Von Adrienne Fichter. Erschienen in «AMNESTY – Magazin der Menschenrechte» vom August 2019.

Wüsste man nicht besser Bescheid, würde man sich in einer Episode der Dystopie-Serie «Black Mirror» wähnen: Mark Zuckerberg hatte neulich die Eingebung, dass die Zukunft der Privatsphäre gilt. Auch die CEOs von anderen Datenkonzernen haben den Datenschutz als neues schützenswertes Gut entdeckt. Die Tech-Giganten, die uns die derzeit grössten Gefahren für die Demokratie eingebrockt haben, demonstrieren übereifrig ihren Selbstregulierungselan. Big Tech treibt den Diskurs um digitale Bürgerrechte voran. Plötzlich geloben alle Besserung, verschärften ihre Richtlinien und bauen Künstliche Intelligenzen (KI) zum Schutz vor Manipulationen.

Es zeichnet sich jedoch bereits jetzt ab, dass das Meiste davon «ethics washing» ist und kommerziellen Eigeninteressen dient. Je mehr Regelwerke existieren, desto eher wird die Konkurrenz ausgebremst. Denn an den datenbasierten Geschäftsmodellen möchten Zuckerberg & Co. ja dennoch festhalten.

In der Schweiz fehlt bislang eine aufgeklärte Debatte über digitale Technologien. Und auch das Bewusstsein, digitale Bürgerrechte überhaupt einzufordern. Bei der Initiative «Digital Switzerland» der Wirtschaftsverbände wird die Zivilgesellschaft nicht eingebunden. Das führt dazu, dass rechtsstaatliche und demokratiepolitische Aspekte komplett ausgeblendet werden. Das Feld darf jedoch nicht allein der Privatwirtschaft überlassen werden. Denn gerade wenn Google & Co. nach eigenen Gesetzen bestimmen, was Hassrede ist und was nicht, braucht es ein gesellschaftliches Korrektiv. Deswegen müssen wir unseren Grundrechten ein digitales Update verpassen. Zum Beispiel mit einem Auskunftsrecht über KI und einem Widerspruchsrecht gegenüber softwarebasierten Entscheidungen. Oft wissen wir nicht, wann KI und wann ein Mensch entscheidet. Dass es vielleicht ein Gesichtserkennungssystem war, das uns die Tür öffnete am Flughafen Zürich, und nicht ein Zollbeamter.

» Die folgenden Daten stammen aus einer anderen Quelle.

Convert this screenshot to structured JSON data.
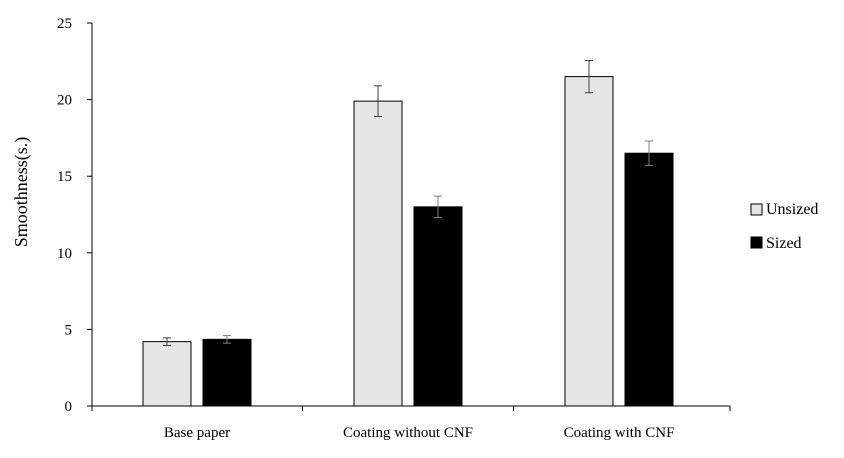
{
  "chart_data": {
    "type": "bar",
    "title": "",
    "xlabel": "",
    "ylabel": "Smoothness(s.)",
    "ylim": [
      0,
      25
    ],
    "yticks": [
      0,
      5,
      10,
      15,
      20,
      25
    ],
    "grid": false,
    "legend_position": "right",
    "categories": [
      "Base paper",
      "Coating without CNF",
      "Coating with CNF"
    ],
    "series": [
      {
        "name": "Unsized",
        "color": "#e7e6e6",
        "values": [
          4.2,
          19.9,
          21.5
        ],
        "errors": [
          0.25,
          1.0,
          1.05
        ]
      },
      {
        "name": "Sized",
        "color": "#000000",
        "values": [
          4.35,
          13.0,
          16.5
        ],
        "errors": [
          0.25,
          0.7,
          0.8
        ]
      }
    ]
  }
}
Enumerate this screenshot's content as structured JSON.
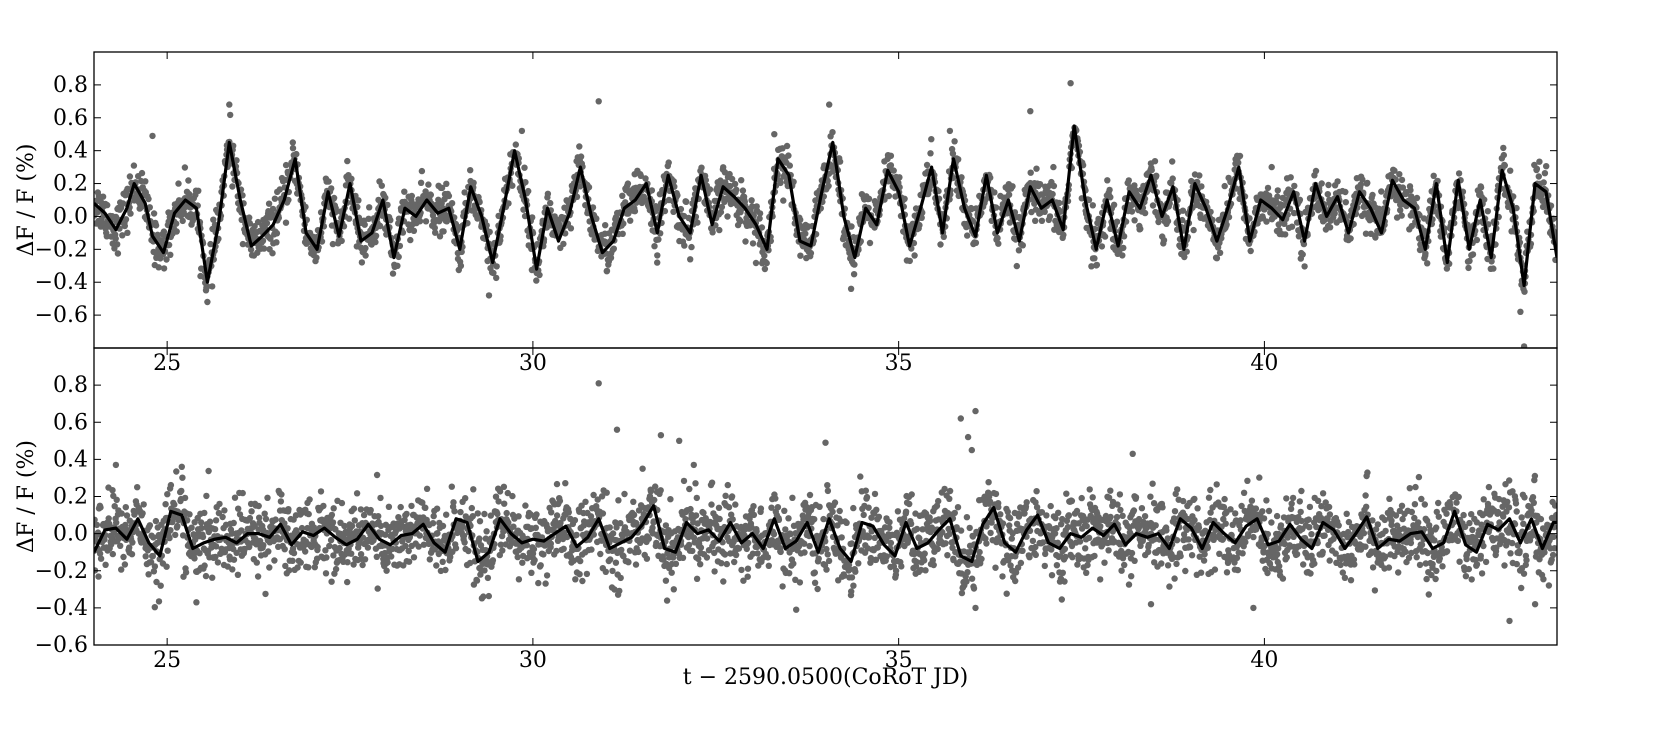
{
  "chart_data": [
    {
      "type": "scatter",
      "panel": "top",
      "ylabel": "ΔF / F (%)",
      "xlabel": "",
      "xlim": [
        24.0,
        44.0
      ],
      "ylim": [
        -0.8,
        1.0
      ],
      "xticks": [
        25,
        30,
        35,
        40
      ],
      "yticks": [
        0.8,
        0.6,
        0.4,
        0.2,
        0.0,
        -0.2,
        -0.4,
        -0.6
      ],
      "ytick_labels": [
        "0.8",
        "0.6",
        "0.4",
        "0.2",
        "0.0",
        "−0.2",
        "−0.4",
        "−0.6"
      ],
      "xtick_labels": [
        "25",
        "30",
        "35",
        "40"
      ],
      "grid": false,
      "scatter_color": "#666666",
      "line_color": "#000000",
      "series": [
        {
          "kind": "points",
          "scatter_sigma": 0.07,
          "outliers": [
            {
              "x": 25.85,
              "y": 0.68
            },
            {
              "x": 30.9,
              "y": 0.7
            },
            {
              "x": 34.05,
              "y": 0.68
            },
            {
              "x": 37.35,
              "y": 0.81
            },
            {
              "x": 36.8,
              "y": 0.64
            },
            {
              "x": 25.55,
              "y": -0.52
            },
            {
              "x": 29.4,
              "y": -0.48
            },
            {
              "x": 34.35,
              "y": -0.44
            },
            {
              "x": 43.5,
              "y": -0.58
            },
            {
              "x": 43.55,
              "y": -0.79
            },
            {
              "x": 24.8,
              "y": 0.49
            },
            {
              "x": 29.85,
              "y": 0.52
            },
            {
              "x": 33.3,
              "y": 0.5
            },
            {
              "x": 35.7,
              "y": 0.52
            },
            {
              "x": 40.1,
              "y": 0.3
            }
          ]
        },
        {
          "kind": "line",
          "x": [
            24.0,
            24.15,
            24.3,
            24.45,
            24.55,
            24.7,
            24.8,
            24.95,
            25.1,
            25.25,
            25.4,
            25.55,
            25.7,
            25.85,
            26.0,
            26.15,
            26.3,
            26.45,
            26.6,
            26.75,
            26.9,
            27.05,
            27.2,
            27.35,
            27.5,
            27.65,
            27.8,
            27.95,
            28.1,
            28.25,
            28.4,
            28.55,
            28.7,
            28.85,
            29.0,
            29.15,
            29.3,
            29.45,
            29.6,
            29.75,
            29.9,
            30.05,
            30.2,
            30.35,
            30.5,
            30.65,
            30.8,
            30.95,
            31.1,
            31.25,
            31.4,
            31.55,
            31.7,
            31.85,
            32.0,
            32.15,
            32.3,
            32.45,
            32.6,
            32.75,
            32.9,
            33.05,
            33.2,
            33.35,
            33.5,
            33.65,
            33.8,
            33.95,
            34.1,
            34.25,
            34.4,
            34.55,
            34.7,
            34.85,
            35.0,
            35.15,
            35.3,
            35.45,
            35.6,
            35.75,
            35.9,
            36.05,
            36.2,
            36.35,
            36.5,
            36.65,
            36.8,
            36.95,
            37.1,
            37.25,
            37.4,
            37.55,
            37.7,
            37.85,
            38.0,
            38.15,
            38.3,
            38.45,
            38.6,
            38.75,
            38.9,
            39.05,
            39.2,
            39.35,
            39.5,
            39.65,
            39.8,
            39.95,
            40.1,
            40.25,
            40.4,
            40.55,
            40.7,
            40.85,
            41.0,
            41.15,
            41.3,
            41.45,
            41.6,
            41.75,
            41.9,
            42.05,
            42.2,
            42.35,
            42.5,
            42.65,
            42.8,
            42.95,
            43.1,
            43.25,
            43.4,
            43.55,
            43.7,
            43.85,
            44.0
          ],
          "y": [
            0.08,
            0.02,
            -0.08,
            0.05,
            0.2,
            0.08,
            -0.12,
            -0.22,
            0.02,
            0.1,
            0.05,
            -0.4,
            -0.05,
            0.45,
            0.1,
            -0.18,
            -0.12,
            -0.05,
            0.1,
            0.35,
            -0.1,
            -0.2,
            0.15,
            -0.12,
            0.2,
            -0.15,
            -0.1,
            0.1,
            -0.25,
            0.05,
            0.0,
            0.1,
            0.02,
            0.05,
            -0.2,
            0.18,
            0.0,
            -0.28,
            0.05,
            0.4,
            0.1,
            -0.32,
            0.05,
            -0.15,
            0.02,
            0.3,
            0.0,
            -0.22,
            -0.15,
            0.05,
            0.1,
            0.2,
            -0.1,
            0.25,
            0.0,
            -0.1,
            0.25,
            -0.05,
            0.18,
            0.12,
            0.05,
            -0.05,
            -0.2,
            0.35,
            0.25,
            -0.15,
            -0.18,
            0.15,
            0.45,
            0.0,
            -0.25,
            0.05,
            -0.05,
            0.28,
            0.15,
            -0.18,
            0.05,
            0.3,
            -0.1,
            0.35,
            0.05,
            -0.12,
            0.25,
            -0.1,
            0.1,
            -0.15,
            0.18,
            0.05,
            0.1,
            -0.08,
            0.55,
            0.1,
            -0.2,
            0.1,
            -0.18,
            0.15,
            0.05,
            0.25,
            0.0,
            0.18,
            -0.2,
            0.2,
            0.05,
            -0.15,
            0.05,
            0.3,
            -0.15,
            0.1,
            0.05,
            -0.02,
            0.15,
            -0.15,
            0.2,
            0.0,
            0.12,
            -0.1,
            0.15,
            0.05,
            -0.1,
            0.22,
            0.1,
            0.05,
            -0.2,
            0.2,
            -0.28,
            0.22,
            -0.2,
            0.1,
            -0.25,
            0.28,
            0.05,
            -0.42,
            0.2,
            0.15,
            -0.25
          ]
        }
      ]
    },
    {
      "type": "scatter",
      "panel": "bottom",
      "ylabel": "ΔF / F (%)",
      "xlabel": "t − 2590.0500(CoRoT JD)",
      "xlim": [
        24.0,
        44.0
      ],
      "ylim": [
        -0.6,
        1.0
      ],
      "xticks": [
        25,
        30,
        35,
        40
      ],
      "yticks": [
        0.8,
        0.6,
        0.4,
        0.2,
        0.0,
        -0.2,
        -0.4,
        -0.6
      ],
      "ytick_labels": [
        "0.8",
        "0.6",
        "0.4",
        "0.2",
        "0.0",
        "−0.2",
        "−0.4",
        "−0.6"
      ],
      "xtick_labels": [
        "25",
        "30",
        "35",
        "40"
      ],
      "grid": false,
      "scatter_color": "#666666",
      "line_color": "#000000",
      "series": [
        {
          "kind": "points",
          "scatter_sigma": 0.1,
          "outliers": [
            {
              "x": 30.9,
              "y": 0.81
            },
            {
              "x": 31.15,
              "y": 0.56
            },
            {
              "x": 31.75,
              "y": 0.53
            },
            {
              "x": 32.0,
              "y": 0.5
            },
            {
              "x": 34.0,
              "y": 0.49
            },
            {
              "x": 35.85,
              "y": 0.62
            },
            {
              "x": 36.05,
              "y": 0.66
            },
            {
              "x": 35.95,
              "y": 0.52
            },
            {
              "x": 36.0,
              "y": 0.45
            },
            {
              "x": 38.2,
              "y": 0.43
            },
            {
              "x": 24.3,
              "y": 0.37
            },
            {
              "x": 25.2,
              "y": 0.36
            },
            {
              "x": 31.5,
              "y": 0.35
            },
            {
              "x": 32.2,
              "y": 0.37
            },
            {
              "x": 43.35,
              "y": -0.47
            },
            {
              "x": 43.7,
              "y": -0.38
            },
            {
              "x": 39.85,
              "y": -0.4
            },
            {
              "x": 38.45,
              "y": -0.38
            },
            {
              "x": 36.05,
              "y": -0.4
            },
            {
              "x": 33.6,
              "y": -0.41
            },
            {
              "x": 25.4,
              "y": -0.37
            }
          ]
        },
        {
          "kind": "line",
          "x": [
            24.0,
            24.15,
            24.3,
            24.45,
            24.6,
            24.75,
            24.9,
            25.05,
            25.2,
            25.35,
            25.5,
            25.65,
            25.8,
            25.95,
            26.1,
            26.25,
            26.4,
            26.55,
            26.7,
            26.85,
            27.0,
            27.15,
            27.3,
            27.45,
            27.6,
            27.75,
            27.9,
            28.05,
            28.2,
            28.35,
            28.5,
            28.65,
            28.8,
            28.95,
            29.1,
            29.25,
            29.4,
            29.55,
            29.7,
            29.85,
            30.0,
            30.15,
            30.3,
            30.45,
            30.6,
            30.75,
            30.9,
            31.05,
            31.2,
            31.35,
            31.5,
            31.65,
            31.8,
            31.95,
            32.1,
            32.25,
            32.4,
            32.55,
            32.7,
            32.85,
            33.0,
            33.15,
            33.3,
            33.45,
            33.6,
            33.75,
            33.9,
            34.05,
            34.2,
            34.35,
            34.5,
            34.65,
            34.8,
            34.95,
            35.1,
            35.25,
            35.4,
            35.55,
            35.7,
            35.85,
            36.0,
            36.15,
            36.3,
            36.45,
            36.6,
            36.75,
            36.9,
            37.05,
            37.2,
            37.35,
            37.5,
            37.65,
            37.8,
            37.95,
            38.1,
            38.25,
            38.4,
            38.55,
            38.7,
            38.85,
            39.0,
            39.15,
            39.3,
            39.45,
            39.6,
            39.75,
            39.9,
            40.05,
            40.2,
            40.35,
            40.5,
            40.65,
            40.8,
            40.95,
            41.1,
            41.25,
            41.4,
            41.55,
            41.7,
            41.85,
            42.0,
            42.15,
            42.3,
            42.45,
            42.6,
            42.75,
            42.9,
            43.05,
            43.2,
            43.35,
            43.5,
            43.65,
            43.8,
            43.95,
            44.0
          ],
          "y": [
            -0.1,
            0.02,
            0.03,
            -0.03,
            0.08,
            -0.05,
            -0.12,
            0.12,
            0.1,
            -0.08,
            -0.05,
            -0.03,
            -0.02,
            -0.05,
            0.0,
            0.0,
            -0.02,
            0.05,
            -0.06,
            0.01,
            -0.01,
            0.03,
            -0.02,
            -0.06,
            -0.03,
            0.05,
            -0.03,
            -0.06,
            -0.01,
            0.0,
            0.05,
            -0.05,
            -0.1,
            0.08,
            0.06,
            -0.15,
            -0.1,
            0.08,
            0.0,
            -0.05,
            -0.03,
            -0.04,
            0.0,
            0.04,
            -0.07,
            -0.02,
            0.08,
            -0.08,
            -0.05,
            -0.02,
            0.05,
            0.15,
            -0.08,
            -0.1,
            0.06,
            0.0,
            0.02,
            -0.04,
            0.06,
            -0.05,
            0.0,
            -0.08,
            0.08,
            -0.08,
            -0.04,
            0.06,
            -0.1,
            0.08,
            -0.08,
            -0.15,
            0.06,
            0.04,
            -0.06,
            -0.12,
            0.06,
            -0.08,
            -0.05,
            0.02,
            0.08,
            -0.12,
            -0.15,
            0.05,
            0.14,
            -0.05,
            -0.1,
            0.02,
            0.1,
            -0.05,
            -0.08,
            0.0,
            -0.02,
            0.03,
            -0.01,
            0.05,
            -0.06,
            0.0,
            -0.02,
            0.0,
            -0.08,
            0.08,
            0.03,
            -0.08,
            0.06,
            0.0,
            -0.05,
            0.04,
            0.08,
            -0.06,
            -0.04,
            0.05,
            -0.03,
            -0.08,
            0.06,
            0.02,
            -0.08,
            0.0,
            0.09,
            -0.08,
            -0.03,
            -0.04,
            0.0,
            0.01,
            -0.08,
            -0.05,
            0.12,
            -0.06,
            -0.1,
            0.05,
            0.02,
            0.08,
            -0.05,
            0.08,
            -0.08,
            0.06,
            0.06
          ]
        }
      ]
    }
  ]
}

Das Credo, das uns die Konzerne im Silicon Valley glaubhaft machen wollen: Wir haben unsere Probleme im Griff und lösen sie gleich selbst. Wir sind Judikative, Exekutive und Legislative, verkörpert in einer einzigen Plattform und einem einzigen Unternehmen. Wer kontrolliert eigentlich die selbsternannten Regulatoren? In einer aufgeklärten digitalen Gesellschaft braucht es dringend eine Gewaltenteilung beim Einsatz von Technologien. Mit Expertengremien, Anlaufstellen und Korrektivinstanzen.

Wenn nur wenige Personen alle Formen der Macht auf sich vereinigen und sich selbst kontrollieren, ist das nicht nur unsaubere Corporate Governance. Sondern auch der erste Schritt zur Abschaffung der Demokratie. Hin zu einer reinen Techno-Diktatur.